On Trains & Buses

Travel news, views & information from Europe & North America by an independent public transport user

Forthcoming Sunday bus service reductions in Derbyshire

Posted on April 20, 2018

Reading time: 3 minutes.

After yesterdays post about how Cheshire East’s bus network has changed within the last few weeks caused a spike in the number of visitors to this website, I now am broaching a similar subject regarding Derbyshire. Details of recent service changes and some forthcoming ones are available on the county council’s website but they do not extend until the end of May when the reductions that I am describing will take place. Details of these are scattered around the Derbyshire bus service information portal.

Because I often go for walks in the Peak District, some of the affected bus services mean more to me than others because I have used them at some point. For instance, some of the ones facing Sunday service withdrawal service 66 between Buxton and Chesterfield, service 173 between Bakewell and Castleton as well as service 442 between Buxton and Ashbourne. In addition, service 61 between Buxton and Glossop together with service 170 between Bakewell and Chesterfield will go from an hourly frequency to a near two-hourly one. All of these could be used by walkers so I am surprised by the timing of the reductions because we are facing into the summertime when more would be lured out of doors and the year’s busy holiday periods are ahead of us.

There are other services that I may not have used that are seeing Sunday service withdrawals that affect those that regularly use them. These include services 15A between Dronfield and Marsh Lane, service 16A between Dronfield and Chesterfield, service between Ashbourne and Matlock, service 140 between Matlock and Alfreton as well as service 217 between Matlock and Chatsworth. It is worth pointing out that these losses all come as part of a wider collection of changes around the same time so it is not just Sunday services that are affected.

Some services such as on route 212 between Bonsall and Derby or route 449 between Illam and Bakewell face complete withdrawal but these were very infrequent services. Evening service reductions on Chesterfield town service 39 and evening service withdrawal on route 55A between Alfreton and Chesterfield are coming around the end of May too.

Other changes around the same time are not so drastic. Tweaked timetables are to be introduced for the following services: route 1A between Ripley and Aldercar, service 63A between Chesterfield and Matlock, route 91 between Chesterfield and Holymoorside, service 171 between Bakewell and Middleton, route 178 between Bakewell, Over Haddon and Monyash, route 218 between Bakewell and Sheffield, Pronto route between Chesterfield and Nottingham, Swift route between Derby, Ashbourne and Uttoxeter, Transpeak route between Manchester, Buxton and Derby.

Other routes see operator changes such as Matlock routes M1 and M4 while these also see the withdrawal of Saturday services. Service 231 between Alfreton and Pinxton, service 149 between Alfreton and Sutton, Clowne town service 75 together with services 73 and 74 between Clowne and Crystal Peaks are others that see their operators changing though there is to be no timetable change in either case. That is not the case for services 26 and 26A between Crystal Peaks and Kiveton Park, service 48 between Brampton and Clay Cross or service 49 between Clay Cross and Bolsover but those changes are relatively minor.

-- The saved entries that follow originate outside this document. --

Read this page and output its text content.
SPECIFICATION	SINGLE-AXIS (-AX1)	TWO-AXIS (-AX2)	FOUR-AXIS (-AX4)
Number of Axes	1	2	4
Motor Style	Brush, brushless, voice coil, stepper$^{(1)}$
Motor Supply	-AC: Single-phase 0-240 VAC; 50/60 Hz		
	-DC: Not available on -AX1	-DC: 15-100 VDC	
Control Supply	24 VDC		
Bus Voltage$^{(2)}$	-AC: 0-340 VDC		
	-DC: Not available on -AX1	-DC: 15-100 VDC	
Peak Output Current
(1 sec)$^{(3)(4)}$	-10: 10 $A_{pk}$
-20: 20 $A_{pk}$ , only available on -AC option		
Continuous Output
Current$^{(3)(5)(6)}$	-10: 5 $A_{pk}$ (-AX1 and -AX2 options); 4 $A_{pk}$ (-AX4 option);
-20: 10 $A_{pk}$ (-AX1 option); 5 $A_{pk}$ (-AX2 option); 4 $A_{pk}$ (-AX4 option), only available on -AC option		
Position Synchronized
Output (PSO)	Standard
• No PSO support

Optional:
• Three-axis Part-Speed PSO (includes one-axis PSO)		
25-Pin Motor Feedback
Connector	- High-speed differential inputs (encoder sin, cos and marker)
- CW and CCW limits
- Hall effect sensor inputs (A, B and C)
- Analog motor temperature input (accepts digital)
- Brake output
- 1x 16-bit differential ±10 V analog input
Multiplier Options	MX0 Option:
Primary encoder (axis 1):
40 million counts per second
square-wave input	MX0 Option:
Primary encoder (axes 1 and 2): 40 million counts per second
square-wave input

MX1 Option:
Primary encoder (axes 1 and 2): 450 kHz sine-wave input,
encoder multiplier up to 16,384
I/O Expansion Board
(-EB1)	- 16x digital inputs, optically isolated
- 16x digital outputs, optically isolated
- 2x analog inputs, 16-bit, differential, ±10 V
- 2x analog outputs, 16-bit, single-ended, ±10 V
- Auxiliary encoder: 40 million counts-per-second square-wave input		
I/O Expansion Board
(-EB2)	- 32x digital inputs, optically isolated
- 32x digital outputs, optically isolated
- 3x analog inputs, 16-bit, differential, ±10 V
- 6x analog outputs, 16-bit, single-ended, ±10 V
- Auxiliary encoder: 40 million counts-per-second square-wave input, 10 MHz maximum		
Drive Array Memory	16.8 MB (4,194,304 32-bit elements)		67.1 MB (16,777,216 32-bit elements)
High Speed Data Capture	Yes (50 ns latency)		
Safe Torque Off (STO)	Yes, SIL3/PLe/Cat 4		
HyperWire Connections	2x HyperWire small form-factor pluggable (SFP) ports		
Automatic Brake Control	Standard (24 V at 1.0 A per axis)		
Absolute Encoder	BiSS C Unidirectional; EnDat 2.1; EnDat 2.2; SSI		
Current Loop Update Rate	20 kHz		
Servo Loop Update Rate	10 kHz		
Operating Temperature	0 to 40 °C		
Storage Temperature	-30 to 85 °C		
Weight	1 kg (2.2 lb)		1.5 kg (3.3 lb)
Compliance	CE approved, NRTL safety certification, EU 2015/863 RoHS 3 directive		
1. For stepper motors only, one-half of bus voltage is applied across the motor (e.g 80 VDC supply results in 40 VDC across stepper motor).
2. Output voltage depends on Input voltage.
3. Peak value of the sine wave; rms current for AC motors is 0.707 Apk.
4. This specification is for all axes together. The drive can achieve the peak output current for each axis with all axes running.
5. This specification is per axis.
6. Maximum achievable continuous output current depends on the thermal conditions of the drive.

There is one good piece of news in all of this since Moorlands Connect is to return at the start of June. In some other places like Lancashire where all bus service subsidies were removed, there is some restoration of services but it probably will take a change of political will to halt the ongoing decline in bus services. Without that, you are not going to get more people depending on buses to get them around and even minor changes like what is coming in June on Arriva service 29 and 29A between Burton and Leicester may worry some until they see all is well.